Similarly, coal plants use closed-loop systems for 61 percent of their operations. With coal, the systems require 500 or 600 gallons of water per megawatt-hour and lose most of it to evaporation, the groups said.

Reduced water supplies in drought-prone areas also pose a risk for biomass plants -- which rely heavily on closed-loop cooling -- and natural gas production because of the water needs for hydraulic fracturing operations, they said.

"The government and energy industries are literally flying blind as they plan for continued reliance on coal, natural gas, nuclear power and industrial biomass to meet our energy needs," said Grant Smith, an analyst at the Civil Society Institute.

Power plants and fracking are big users

The report broadly looks at multiple external costs of power production from fossil fuels, biomass and renewables, including their life cycle greenhouse gas emissions, air pollution impacts, subsidy levels and land-use effects.

The goal is to challenge the notion that a clean energy standard -- such as one backed by President Obama -- should be measured through a single emission number associated with a given fuel, said Pam Solo, president of the Civil Society Institute, in a foreword to the analysis.

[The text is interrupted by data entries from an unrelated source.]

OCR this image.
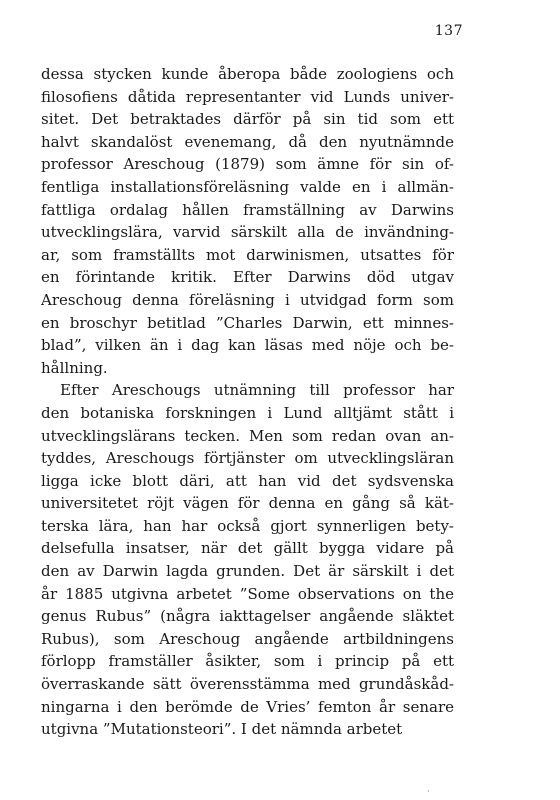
137
dessa stycken kunde åberopa både zoologiens och
filosofiens dåtida representanter vid Lunds univer-
sitet. Det betraktades därför på sin tid som ett
halvt skandalöst evenemang, då den nyutnämnde
professor Areschoug (1879) som ämne för sin of-
fentliga installationsföreläsning valde en i allmän-
fattliga ordalag hållen framställning av Darwins
utvecklingslära, varvid särskilt alla de invändning-
ar, som framställts mot darwinismen, utsattes för
en förintande kritik. Efter Darwins död utgav
Areschoug denna föreläsning i utvidgad form som
en broschyr betitlad ”Charles Darwin, ett minnes-
blad”, vilken än i dag kan läsas med nöje och be-
hållning.
Efter Areschougs utnämning till professor har
den botaniska forskningen i Lund alltjämt stått i
utvecklingslärans tecken. Men som redan ovan an-
tyddes, Areschougs förtjänster om utvecklingsläran
ligga icke blott däri, att han vid det sydsvenska
universitetet röjt vägen för denna en gång så kät-
terska lära, han har också gjort synnerligen bety-
delsefulla insatser, när det gällt bygga vidare på
den av Darwin lagda grunden. Det är särskilt i det
år 1885 utgivna arbetet ”Some observations on the
genus Rubus” (några iakttagelser angående släktet
Rubus), som Areschoug angående artbildningens
förlopp framställer åsikter, som i princip på ett
överraskande sätt överensstämma med grundåskåd-
ningarna i den berömde de Vries’ femton år senare
utgivna ”Mutationsteori”. I det nämnda arbetet
·
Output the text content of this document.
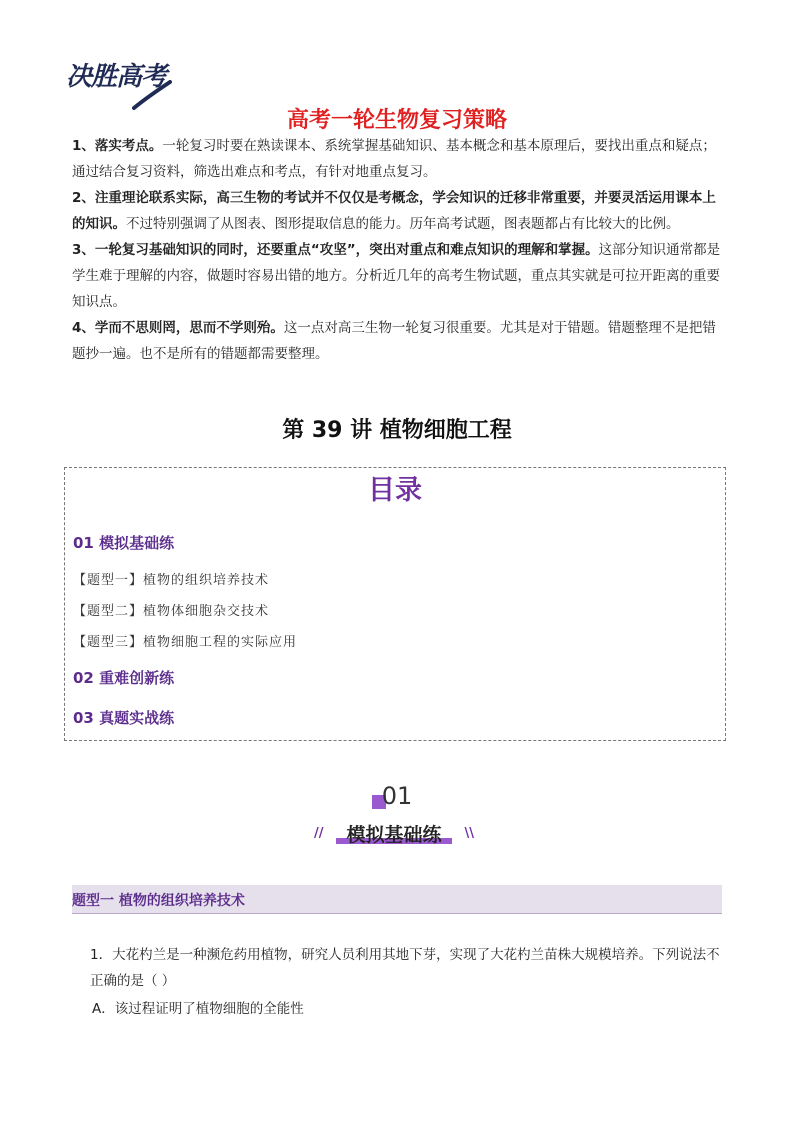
决胜高考
高考一轮生物复习策略

1、落实考点。一轮复习时要在熟读课本、系统掌握基础知识、基本概念和基本原理后，要找出重点和疑点；通过结合复习资料，筛选出难点和考点，有针对地重点复习。

2、注重理论联系实际，高三生物的考试并不仅仅是考概念，学会知识的迁移非常重要，并要灵活运用课本上的知识。不过特别强调了从图表、图形提取信息的能力。历年高考试题，图表题都占有比较大的比例。

3、一轮复习基础知识的同时，还要重点“攻坚”，突出对重点和难点知识的理解和掌握。这部分知识通常都是学生难于理解的内容，做题时容易出错的地方。分析近几年的高考生物试题，重点其实就是可拉开距离的重要知识点。

4、学而不思则罔，思而不学则殆。这一点对高三生物一轮复习很重要。尤其是对于错题。错题整理不是把错题抄一遍。也不是所有的错题都需要整理。

第 39 讲 植物细胞工程
目录
01 模拟基础练
【题型一】植物的组织培养技术
【题型二】植物体细胞杂交技术
【题型三】植物细胞工程的实际应用
02 重难创新练
03 真题实战练
01
//	模拟基础练	\\
题型一 植物的组织培养技术

1．大花杓兰是一种濒危药用植物，研究人员利用其地下芽，实现了大花杓兰苗株大规模培养。下列说法不

正确的是（ ）

A．该过程证明了植物细胞的全能性
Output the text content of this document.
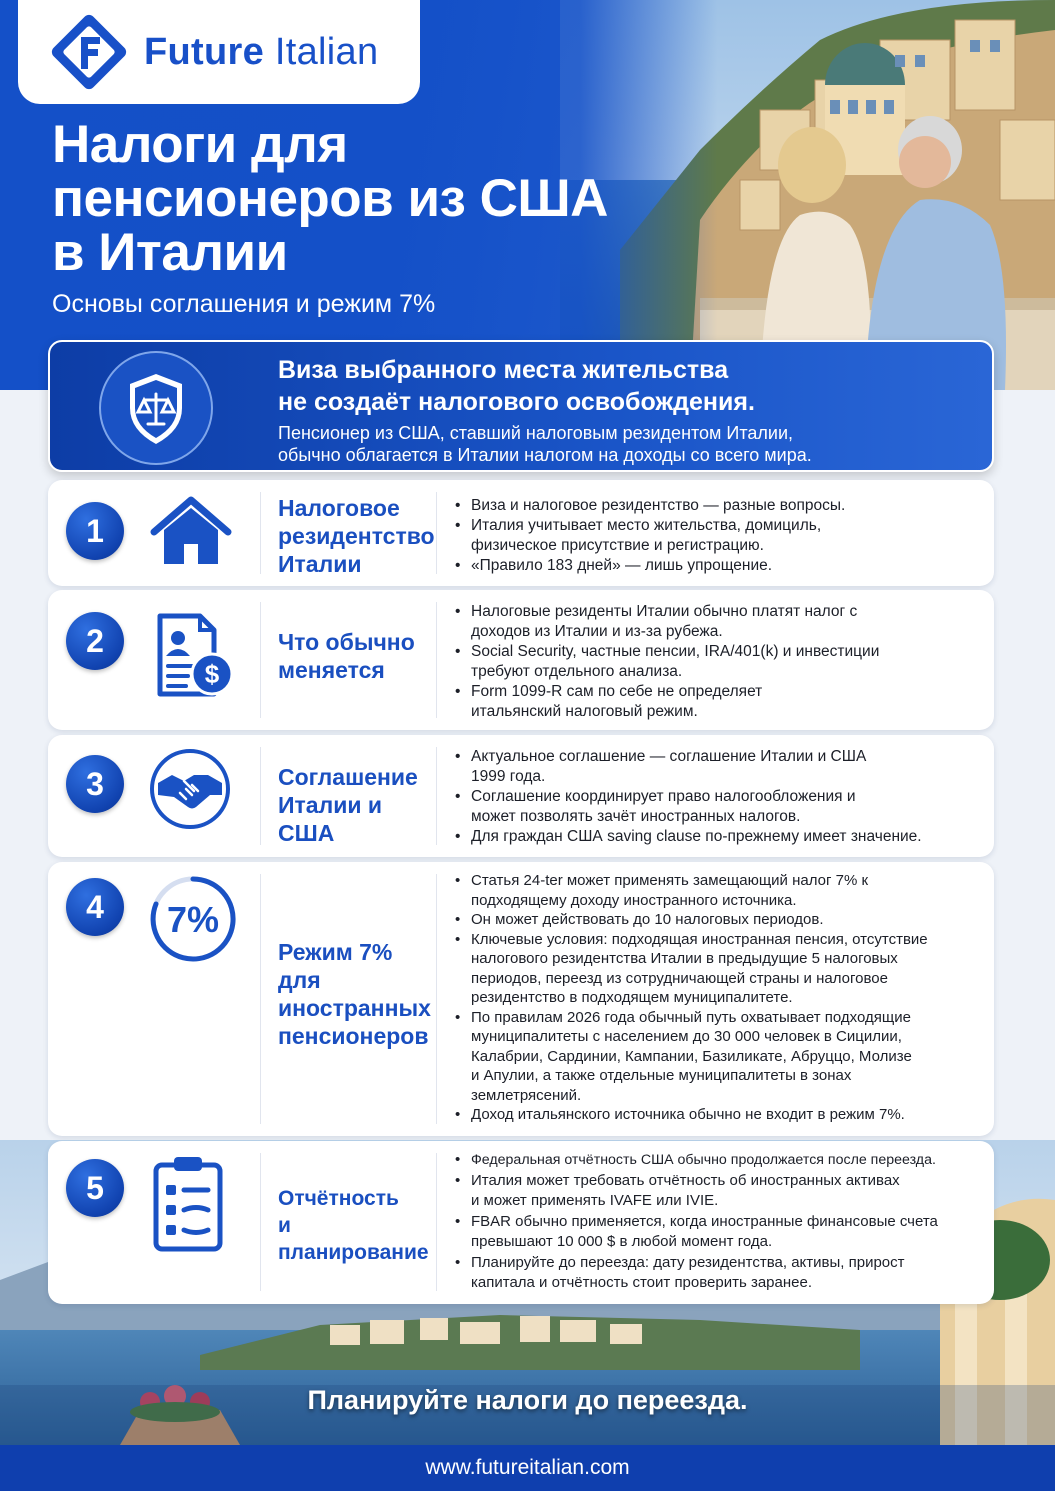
Future Italian
Налоги для
пенсионеров из США
в Италии
Основы соглашения и режим 7%
Виза выбранного места жительства
не создаёт налогового освобождения.
Пенсионер из США, ставший налоговым резидентом Италии,
обычно облагается в Италии налогом на доходы со всего мира.
1
Налоговое
резидентство
Италии
• Виза и налоговое резидентство — разные вопросы.
• Италия учитывает место жительства, домициль,
физическое присутствие и регистрацию.
• «Правило 183 дней» — лишь упрощение.
2
$
Что обычно
меняется
• Налоговые резиденты Италии обычно платят налог с
доходов из Италии и из-за рубежа.
• Social Security, частные пенсии, IRA/401(k) и инвестиции
требуют отдельного анализа.
• Form 1099-R сам по себе не определяет
итальянский налоговый режим.
3	Соглашение
Италии и США
• Актуальное соглашение — соглашение Италии и США
1999 года.
• Соглашение координирует право налогообложения и
может позволять зачёт иностранных налогов.
• Для граждан США saving clause по-прежнему имеет значение.
4	7%
Режим 7% для
иностранных
пенсионеров
• Статья 24-ter может применять замещающий налог 7% к
подходящему доходу иностранного источника.
• Он может действовать до 10 налоговых периодов.
• Ключевые условия: подходящая иностранная пенсия, отсутствие
налогового резидентства Италии в предыдущие 5 налоговых
периодов, переезд из сотрудничающей страны и налоговое
резидентство в подходящем муниципалитете.
• По правилам 2026 года обычный путь охватывает подходящие
муниципалитеты с населением до 30 000 человек в Сицилии,
Калабрии, Сардинии, Кампании, Базиликате, Абруццо, Молизе
и Апулии, а также отдельные муниципалитеты в зонах
землетрясений.
• Доход итальянского источника обычно не входит в режим 7%.
5	Отчётность
и планирование
• Федеральная отчётность США обычно продолжается после переезда.
• Италия может требовать отчётность об иностранных активах
и может применять IVAFE или IVIE.
• FBAR обычно применяется, когда иностранные финансовые счета
превышают 10 000 $ в любой момент года.
• Планируйте до переезда: дату резидентства, активы, прирост
капитала и отчётность стоит проверить заранее.
Планируйте налоги до переезда.
www.futureitalian.com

In an interview, Smith said it is important for policymakers to understand that many costs of power are not specifically on an electric bill. He said that dry cooling equipment in theory could replace many water-intensive systems on power plants but would be cost-prohibitive for many utilities.

The report emphasizes water because information about its impact on multiple fuels used for electricity generally is not compiled in one place, he said.

The main alternative cooling systems at power plants, "open loop" systems, withdraw more water than closed-loop mechanisms but return water back to a waterway. They pose a risk, as well, Smith said, since they require large amounts of water to be consistently cool enough to lower a temperature at a plant effectively.

Streams get too hot to cool

The water link with power plants came to the forefront this summer after Connecticut's nuclear power plant shut down one of its units for the first time in its history because Long Island Sound's water was too warm for cooling purposes.

The nuclear industry maintains that its operating ability remained stable this summer and largely mirrored previous years, despite the situation in Connecticut. In a recent interview, one industry representative said warm water temperatures are a "rare" problem for the nation's 104 nuclear power plants.

Krista Lopykinski, an Exelon spokeswoman, also told the Associated Press that there was nothing unusual about this past summer's operations at six Illinois plants. The coal industry further maintains that the generation costs of the fuel are much lower than the costs for wind and solar, despite any consideration of future water strain.

A peer-reviewed study in Nature Climate Change this summer reported that climate change could reduce the capacity of nuclear and coal plants by 4.4 to 16 percent by reducing the ability of their cooling systems to function (ClimateWire, June 4).